Book Diaries - Putting Text to Paper

In Military History, Featured

My last Book Diary was titled “Writing the Book.” I talked more about creating the outline than actually writing the book, however. So how do I actually write the book?

Before I wrote my first book I spent six years writing magazine articles. I got my introduction to Osprey (and they got their introduction to me) through a number of articles I wrote for Osprey Military Journal back in the late 1990s. When that ceased, its editor, Marcus Cowper, invited me to submit a book proposal.

My first appearance with Osprey was in this issue of Osprey Military Journal

I had never written a book. Marcus recognized something in me, and talked me through writing a proposal for American Heavy Frigates. Sure enough, a few months later I had a contract for the book in hand. I signed it, sent it back, and realized I had a book to write.
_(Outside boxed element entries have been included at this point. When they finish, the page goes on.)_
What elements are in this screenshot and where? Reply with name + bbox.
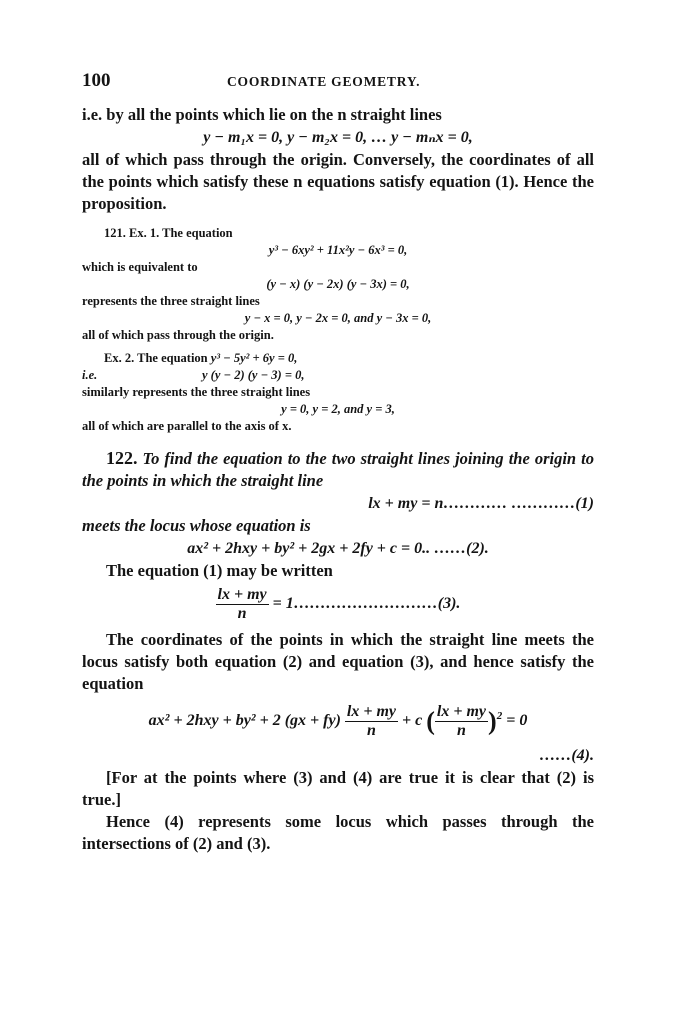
- fraction: [216, 586, 269, 623]
- example-2-text3: all of which are parallel to the axis of x.: [82, 419, 292, 433]
- example-1: [82, 225, 594, 344]
- example-1-eq1: y³ − 6xy² + 11x²y − 6x³ = 0,: [268, 243, 408, 257]
- eq4-tail: = 0: [506, 712, 528, 730]
- example-1-text4: all of which pass through the origin.: [82, 328, 274, 342]
- section-text3: The equation (1) may be written: [106, 561, 333, 580]
- section-paragraph3: Hence (4) represents some locus which passes through the intersections of (2) and (3).: [82, 812, 594, 853]
- section-eq3: [82, 586, 594, 623]
- example-2: [82, 350, 594, 435]
- example-1-text2: which is equivalent to: [82, 260, 198, 274]
- example-2-eq3: y = 0, y = 2, and y = 3,: [281, 402, 395, 416]
- eq4-fraction2-denominator: n: [457, 722, 466, 739]
- section-eq2: ax² + 2hxy + by² + 2gx + 2fy + c = 0.. ……(2).: [187, 540, 489, 557]
- example-2-text: The equation: [137, 351, 208, 365]
- page-number: 100: [82, 70, 111, 91]
- intro-equation: y − m₁x = 0, y − m₂x = 0, … y − mₙx = 0,: [203, 129, 473, 146]
- example-1-text: The equation: [162, 226, 233, 240]
- eq4-fraction-denominator: n: [367, 722, 376, 739]
- eq3-rest: = 1………………………(3).: [272, 595, 461, 613]
- book-page: [82, 70, 594, 855]
- section-eq4: ax² + 2hxy + by² + 2 (gx + fy) $\frac{lx + my}{n}$ + c ( $\frac{lx + my}{n}$ )$^2$ = 0: [148, 703, 528, 739]
- eq4-fraction: [345, 703, 398, 740]
- example-2-text2: similarly represents the three straight lines: [82, 385, 311, 399]
- eq4-lead: ax² + 2hxy + by² + 2 (gx + fy): [148, 712, 341, 730]
- example-1-text3: represents the three straight lines: [82, 294, 260, 308]
- fraction-denominator: n: [237, 605, 247, 622]
- example-2-label: Ex. 2.: [104, 351, 135, 365]
- section-number: 122.: [106, 448, 138, 468]
- eq4-fraction-2: [435, 703, 488, 740]
- example-2-eq2: y (y − 2) (y − 3) = 0,: [202, 368, 305, 382]
- eq4-fraction2-numerator: lx + my: [436, 703, 487, 720]
- intro-paragraph: all of which pass through the origin. Conversely, the coordinates of all the points which satisfy these n equations satisfy equation (1). Hence the proposition.: [82, 150, 594, 213]
- eq4-mid: + c: [402, 712, 423, 730]
- page-header: [82, 70, 594, 104]
- running-title: COORDINATE GEOMETRY.: [227, 74, 421, 89]
- eq4-fraction-numerator: lx + my: [346, 703, 397, 720]
- section-title: To find the equation to the two straight lines joining the origin to the points in which the straight line: [82, 449, 594, 490]
- section-text2: meets the locus whose equation is: [82, 516, 311, 535]
- section-paragraph2: [For at the points where (3) and (4) are true it is clear that (2) is true.]: [82, 768, 594, 809]
- section-122: [82, 447, 594, 855]
- example-1-label: 121. Ex. 1.: [104, 226, 160, 240]
- example-1-eq3: y − x = 0, y − 2x = 0, and y − 3x = 0,: [244, 311, 432, 325]
- example-2-ie: i.e.: [82, 368, 98, 382]
- example-1-eq2: (y − x) (y − 2x) (y − 3x) = 0,: [266, 277, 410, 291]
- fraction-numerator: lx + my: [217, 586, 267, 603]
- eq4-label: ……(4).: [539, 747, 594, 764]
- example-2-eq1: y³ − 5y² + 6y = 0,: [210, 351, 298, 365]
- section-paragraph1: The coordinates of the points in which the straight line meets the locus satisfy both equation (2) and equation (3), and hence satisfy the equation: [82, 630, 594, 693]
- intro-line: i.e. by all the points which lie on the n straight lines: [82, 105, 442, 124]
- section-eq1: lx + my = n………… …………(1): [368, 495, 594, 512]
I did not know how to write a 15,000-word book. After the initial panic, I decided to approach the effort as if I were writing a set of linked magazine articles. I knew I could write magazine articles. I had been successfully doing it for years. I tried it and it worked. Other Osprey authors may use different approaches.

That is why an outline is a necessary first step before I can put words to paper. It provides structure, forming the backbone of the narrative. It is the list of articles I need to create for my book. Without an outline, my book would be an invertebrate creature, a crawling earthworm rather than a soaring eagle.

I take my word budget for every subsection and develop an article about the topic. Design and Development – Royal Navy: 1,500 words. Present the design and development of Royal Navy seaplane and aircraft carriers in 1,500 words. Operational History 1916-1917: 1,000 words. Discuss major operational uses of seaplane and aircraft carriers in 1,000 words. And so on.

It sounds a lot more constraining than it really is. You can say a lot in 1,500, 1,000, or 500 words – if you use those words effectively. You focus on the major points. Normally I list the points I want in the section, write the section, and then make sure they are all there. Sometimes you lack space for something really, really interesting. Not a problem. Drop it into a caption or the plate text.

In some ways it is like writing a structured poem. You want to worry about word count? Consider the sonnet. A sonnet has to have fourteen lines with an octave (eight lines) presenting a proposition and a sestet (six lines) resolving it. Each line is written in iambic pentameter (ten syllables, with every even syllable stressed). Throwing in an extra line or two, or a few extra words on some of the lines does not improve the work.

This guy never needed to put extra words into his sonnets

Word count forces me to avoid repetition. I have to make every word in every caption, every section, and every plate explanation count. If I cover an item in one place, I avoid repeating it elsewhere, so I can discuss something I did not present in that space.

I also end up eliminating unnecessary words. My first drafts tend to be ten to twenty percent higher than my word allocation. I let it sit a day or two, then come back and “squeeze out the air.” I eliminate words which take up space without adding meaning. Believe me; I put in a lot of unnecessary words in a first draft, generally.

I did it in the last sentence. On rewrite it becomes “I put in many unnecessary words in first drafts.” Notice what I cut out? The sentence went from 15 words to nine. Did the rewritten sentence lose any meaning? I do not think so, yet it took 40% fewer words.

Other techniques help. I use lots of active voice. “Turkish shells fired from the mainland soon struck Ben-my-Chree,” uses fewer words than “Ben-my-Chree was soon struck by shells fired by Turkish guns on the mainland.” I eliminate unnecessary adjectives. I remove roundabout language. Phrases like “In the opinion of the author” or “It is impossible to know what his intentions were” are excised. The first adds nothing, and is removed entirely. The second becomes “his intentions were unknown,” or simply omitted.

How many words do I need to describe this?

The result (I hope) is tightly-written text, filled with facts and direct prose, empty of unnecessary words.

There is still a little more. I still have the editing process and plate development to discuss before we are through. Plus, I plan to close the series with a piece on something which directly links my earlier, sailing-era New Vanguards with this one.